Kişisel Gelişim: Bana ne mi?

Geçimini balıkçılıktan sağlayan Hollanda’nın ufak bir balıkçı köyü, denizde meydana gelebilecek acil durumlar için gönüllü çalışacak bir kurtarma ekibi kurarlar.
Bir gece çok şiddetli bir fırtına çıkar ve bir balıkçı teknesi denizde mahsur kalır.
Teknenin tayfaları çaresiz kalıp, çevreye SOS sinyalleri gönderirler. Köyün gönüllü kurtarma ekibi sinyalleri alır ve denize açılmak için hemen hazırlıklara girişirler.

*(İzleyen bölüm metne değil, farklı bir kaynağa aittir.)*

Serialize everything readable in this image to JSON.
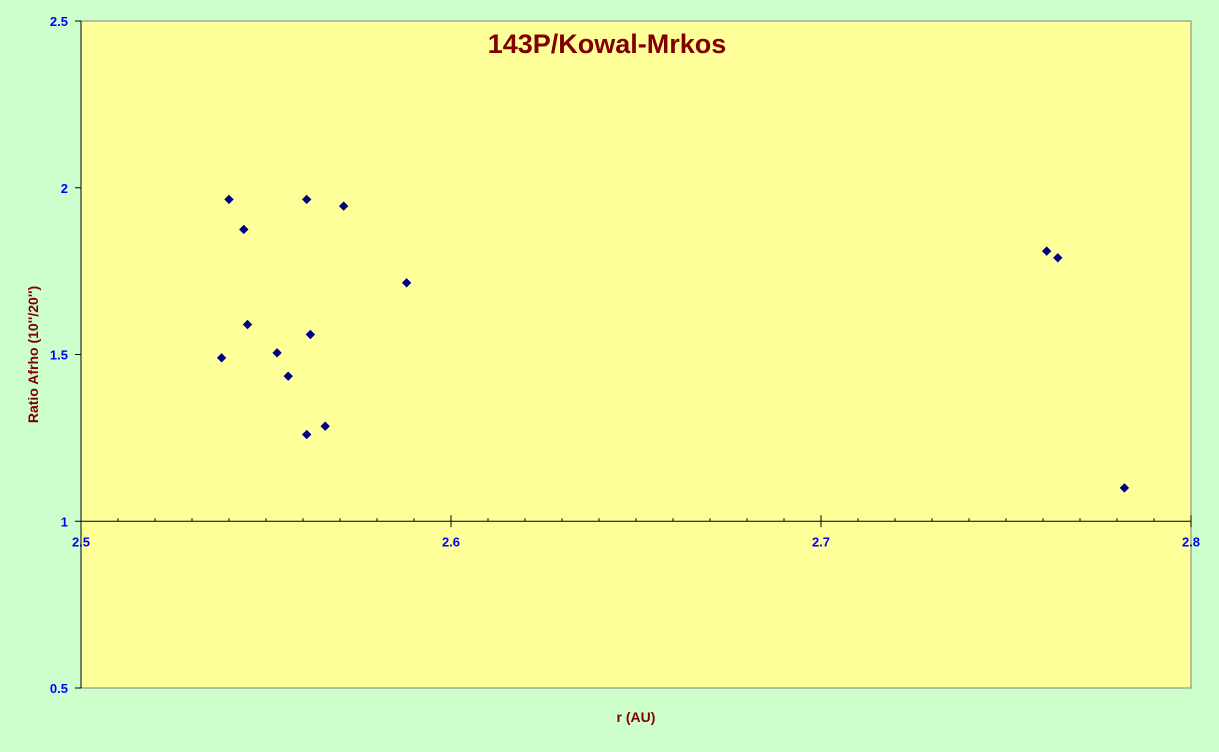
{
  "chart_data": {
    "type": "scatter",
    "title": "143P/Kowal-Mrkos",
    "xlabel": "r (AU)",
    "ylabel": "Ratio Afrho (10''/20'')",
    "xlim": [
      2.5,
      2.8
    ],
    "ylim": [
      0.5,
      2.5
    ],
    "x_axis_crosses_y": 1.0,
    "x_ticks": [
      2.5,
      2.6,
      2.7,
      2.8
    ],
    "x_tick_labels": [
      "2.5",
      "2.6",
      "2.7",
      "2.8"
    ],
    "y_ticks": [
      0.5,
      1,
      1.5,
      2,
      2.5
    ],
    "y_tick_labels": [
      "0.5",
      "1",
      "1.5",
      "2",
      "2.5"
    ],
    "x_minor_step": 0.01,
    "grid": false,
    "legend": "none",
    "marker": "diamond",
    "series": [
      {
        "points": [
          [
            2.538,
            1.49
          ],
          [
            2.54,
            1.965
          ],
          [
            2.544,
            1.875
          ],
          [
            2.545,
            1.59
          ],
          [
            2.553,
            1.505
          ],
          [
            2.556,
            1.435
          ],
          [
            2.561,
            1.965
          ],
          [
            2.561,
            1.26
          ],
          [
            2.562,
            1.56
          ],
          [
            2.566,
            1.285
          ],
          [
            2.571,
            1.945
          ],
          [
            2.588,
            1.715
          ],
          [
            2.761,
            1.81
          ],
          [
            2.764,
            1.79
          ],
          [
            2.782,
            1.1
          ]
        ]
      }
    ]
  },
  "colors": {
    "outer_background": "#ccffcc",
    "plot_background": "#ffff99",
    "axis_line": "#000000",
    "plot_border": "#808080",
    "tick_label": "#0000ff",
    "title": "#800000",
    "axis_title": "#800000",
    "marker_fill": "#000080"
  }
}
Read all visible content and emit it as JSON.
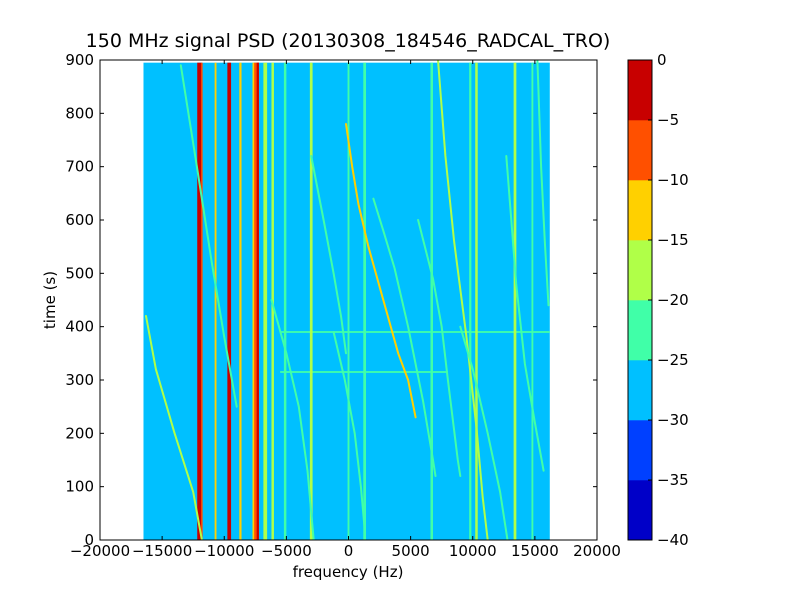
{
  "chart_data": {
    "type": "heatmap",
    "title": "150 MHz signal PSD (20130308_184546_RADCAL_TRO)",
    "xlabel": "frequency (Hz)",
    "ylabel": "time (s)",
    "xlim": [
      -20000,
      20000
    ],
    "ylim": [
      0,
      900
    ],
    "xticks": [
      "−20000",
      "−15000",
      "−10000",
      "−5000",
      "0",
      "5000",
      "10000",
      "15000",
      "20000"
    ],
    "xtick_values": [
      -20000,
      -15000,
      -10000,
      -5000,
      0,
      5000,
      10000,
      15000,
      20000
    ],
    "yticks": [
      "0",
      "100",
      "200",
      "300",
      "400",
      "500",
      "600",
      "700",
      "800",
      "900"
    ],
    "ytick_values": [
      0,
      100,
      200,
      300,
      400,
      500,
      600,
      700,
      800,
      900
    ],
    "data_extent": {
      "freq": [
        -16500,
        16200
      ],
      "time": [
        0,
        895
      ]
    },
    "background_level_db": -27.5,
    "colorbar": {
      "levels": [
        -40,
        -35,
        -30,
        -25,
        -20,
        -15,
        -10,
        -5,
        0
      ],
      "tick_labels": [
        "−40",
        "−35",
        "−30",
        "−25",
        "−20",
        "−15",
        "−10",
        "−5",
        "0"
      ],
      "colors": [
        "#0000c8",
        "#0040ff",
        "#00c0ff",
        "#40ffa8",
        "#b0ff48",
        "#ffd000",
        "#ff5000",
        "#c80000"
      ]
    },
    "vertical_lines": [
      {
        "freq": -12000,
        "db": -2.5,
        "width": 350
      },
      {
        "freq": -11800,
        "db": -7.5,
        "width": 120
      },
      {
        "freq": -10700,
        "db": -12.5,
        "width": 150
      },
      {
        "freq": -9600,
        "db": -2.5,
        "width": 300
      },
      {
        "freq": -8700,
        "db": -12.5,
        "width": 180
      },
      {
        "freq": -7600,
        "db": -12.5,
        "width": 250
      },
      {
        "freq": -7400,
        "db": -7.5,
        "width": 380
      },
      {
        "freq": -7300,
        "db": -2.5,
        "width": 180
      },
      {
        "freq": -6700,
        "db": -17.5,
        "width": 300
      },
      {
        "freq": -6100,
        "db": -17.5,
        "width": 200
      },
      {
        "freq": -5100,
        "db": -22.5,
        "width": 200
      },
      {
        "freq": -3000,
        "db": -17.5,
        "width": 220
      },
      {
        "freq": 0,
        "db": -22.5,
        "width": 150
      },
      {
        "freq": 1300,
        "db": -22.5,
        "width": 220
      },
      {
        "freq": 6700,
        "db": -22.5,
        "width": 200
      },
      {
        "freq": 9800,
        "db": -22.5,
        "width": 180
      },
      {
        "freq": 10300,
        "db": -17.5,
        "width": 200
      },
      {
        "freq": 13400,
        "db": -17.5,
        "width": 220
      },
      {
        "freq": 14800,
        "db": -22.5,
        "width": 150
      }
    ],
    "sweep_traces": [
      {
        "db": -17.5,
        "points": [
          [
            -16300,
            420
          ],
          [
            -15500,
            320
          ],
          [
            -14000,
            200
          ],
          [
            -12500,
            90
          ],
          [
            -11800,
            0
          ]
        ]
      },
      {
        "db": -22.5,
        "points": [
          [
            -13500,
            890
          ],
          [
            -12200,
            700
          ],
          [
            -11000,
            520
          ],
          [
            -10000,
            380
          ],
          [
            -9000,
            250
          ]
        ]
      },
      {
        "db": -22.5,
        "points": [
          [
            -6200,
            450
          ],
          [
            -5000,
            350
          ],
          [
            -4000,
            250
          ],
          [
            -3300,
            130
          ],
          [
            -2800,
            0
          ]
        ]
      },
      {
        "db": -22.5,
        "points": [
          [
            -3000,
            720
          ],
          [
            -2000,
            600
          ],
          [
            -1200,
            500
          ],
          [
            -600,
            420
          ],
          [
            -200,
            350
          ]
        ]
      },
      {
        "db": -22.5,
        "points": [
          [
            -1200,
            390
          ],
          [
            -300,
            300
          ],
          [
            500,
            200
          ],
          [
            1000,
            100
          ],
          [
            1300,
            20
          ]
        ]
      },
      {
        "db": -12.5,
        "points": [
          [
            -200,
            780
          ],
          [
            300,
            700
          ],
          [
            800,
            630
          ],
          [
            1600,
            550
          ],
          [
            2800,
            450
          ],
          [
            4000,
            350
          ],
          [
            4800,
            300
          ],
          [
            5400,
            230
          ]
        ]
      },
      {
        "db": -22.5,
        "points": [
          [
            2000,
            640
          ],
          [
            2800,
            580
          ],
          [
            3700,
            510
          ],
          [
            4800,
            400
          ],
          [
            6000,
            260
          ],
          [
            6800,
            150
          ],
          [
            7000,
            120
          ]
        ]
      },
      {
        "db": -22.5,
        "points": [
          [
            5600,
            600
          ],
          [
            6800,
            490
          ],
          [
            7500,
            400
          ],
          [
            8000,
            300
          ],
          [
            8800,
            150
          ],
          [
            9000,
            120
          ]
        ]
      },
      {
        "db": -17.5,
        "points": [
          [
            7200,
            900
          ],
          [
            7800,
            720
          ],
          [
            8500,
            560
          ],
          [
            9500,
            380
          ],
          [
            10300,
            210
          ],
          [
            10800,
            80
          ],
          [
            11200,
            0
          ]
        ]
      },
      {
        "db": -22.5,
        "points": [
          [
            9000,
            400
          ],
          [
            10000,
            320
          ],
          [
            11200,
            200
          ],
          [
            12200,
            90
          ],
          [
            12800,
            0
          ]
        ]
      },
      {
        "db": -22.5,
        "points": [
          [
            12700,
            720
          ],
          [
            13100,
            600
          ],
          [
            13500,
            480
          ],
          [
            14200,
            330
          ],
          [
            15000,
            220
          ],
          [
            15700,
            130
          ]
        ]
      },
      {
        "db": -22.5,
        "points": [
          [
            15200,
            900
          ],
          [
            15500,
            700
          ],
          [
            15800,
            560
          ],
          [
            16100,
            440
          ]
        ]
      }
    ],
    "horizontal_bands": [
      {
        "time": 390,
        "db": -22.5,
        "from": -5500,
        "to": 16200
      },
      {
        "time": 315,
        "db": -22.5,
        "from": -5500,
        "to": 8000
      }
    ],
    "grid": false,
    "legend": "colorbar-right"
  }
}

Tüm köy halkı ellerinde fenerlerle heyecan içinde deniz kenarında toplanmış, mahsur kalan balıkçıların kurtarılmasını beklemektedirler. Kurtarma ekibi, hazırlıklarını tamamlayarak teknelerini denize indirip dalgalarla boğuşa boğuşa denize açılırlar.
Bir saat sonra kurtarma ekibi sisin içinden gözüktüğünde köy halkının neşeli haykırışlarıyla karşılanır. Kurtarma ekibi bitkin vaziyette sahile vardığında, kaptan, denizdeki kazazedelerin tümünü, teknenin alabora olma tehlikesinden dolayı alamadıklarını ve bir kişiyi denizde bırakmak zorunda kaldıklarını anlatır. Kaptan, çaresizlik içinde geride bıraktıkları kişiyi kurtarmak için bir başka teknenin hemen gitmesi gerektiğini söyler. Bu sözler üzerine köyün on altı yaşındaki delikanlısı Hans, kaptana doğru ilerlemeye başlayınca annesi oğlunun elini yakalayıp oğluna yalvarmaya başlar: “Oğlum, lütfen gitme. Baban bundan on yıl önce bir deniz kazasında öldü, ağabeyin Paul ise üç haftadır denizden dönmedi, kayıp. Hans, senden başka kimsem yok, gitme oğlum.”
Hans annesinin yaşlı gözlerine bakarak şöyle der:
“Anne, gitmem gerek. Herkes, ‘Ben gidemem, bir başkası gitsin’ derse ne olur? 
Anne, bu kez görev sırası bende. Sıra geldiğinde herkes üstüne düşeni yapmak zorundadır.”
Hans, gözü yaşlı anasına sarılır ve gecenin karanlığından gözden kaybolur. Bir saat kadar bir süre geçer, ama geçen bu süre acılı anneye bir asır gibi gelir. Sonunda tekne sisten çıkıp sahilden gözükmeye başladığında sahildekiler heyecanla tekneye seslenirler: “Kayıp denizciyi buldunuz mu?”
Cesur delikanlı heyecanla karadakilere seslenir: “Evet, bulduk.
Anneme müjde verin. Kayıp denizci ağabeyim Paulmuş!”
Kısaca: Bana ne küçük çocukların gayet hızlı bir şekilde üç tanesini arka arkaya sıralarak ve ortadaki a yı kullanmadan,büyüklerin ise sonuna yaaa takısı getirerek kullandıkları,genellikle olumsuzluk bildiren cümle. küçük çocuklar -bannebannebanne!! büyükler -banane yaaaa!!
örneğindeki gibi. Ha birde şu cümleler var:
“Bana ne, sana ne”ciler
“Bana dokunmayan yılan bin yaşasın”cılar
“Ben mi kurtarıcam bu ülkeyi”diyenler
“Böyle gelmiş, böyle gider”ciler
“Hayat hoş, gerisi boş”cular
“Ben zaten söylemiştim”ciler

İşte bu 6 grupta yer alan insanlardan biri mutlaka şu an etrafımızda ya da biz bunlardan biri(mi)yiz ? İnşallah değilizdir.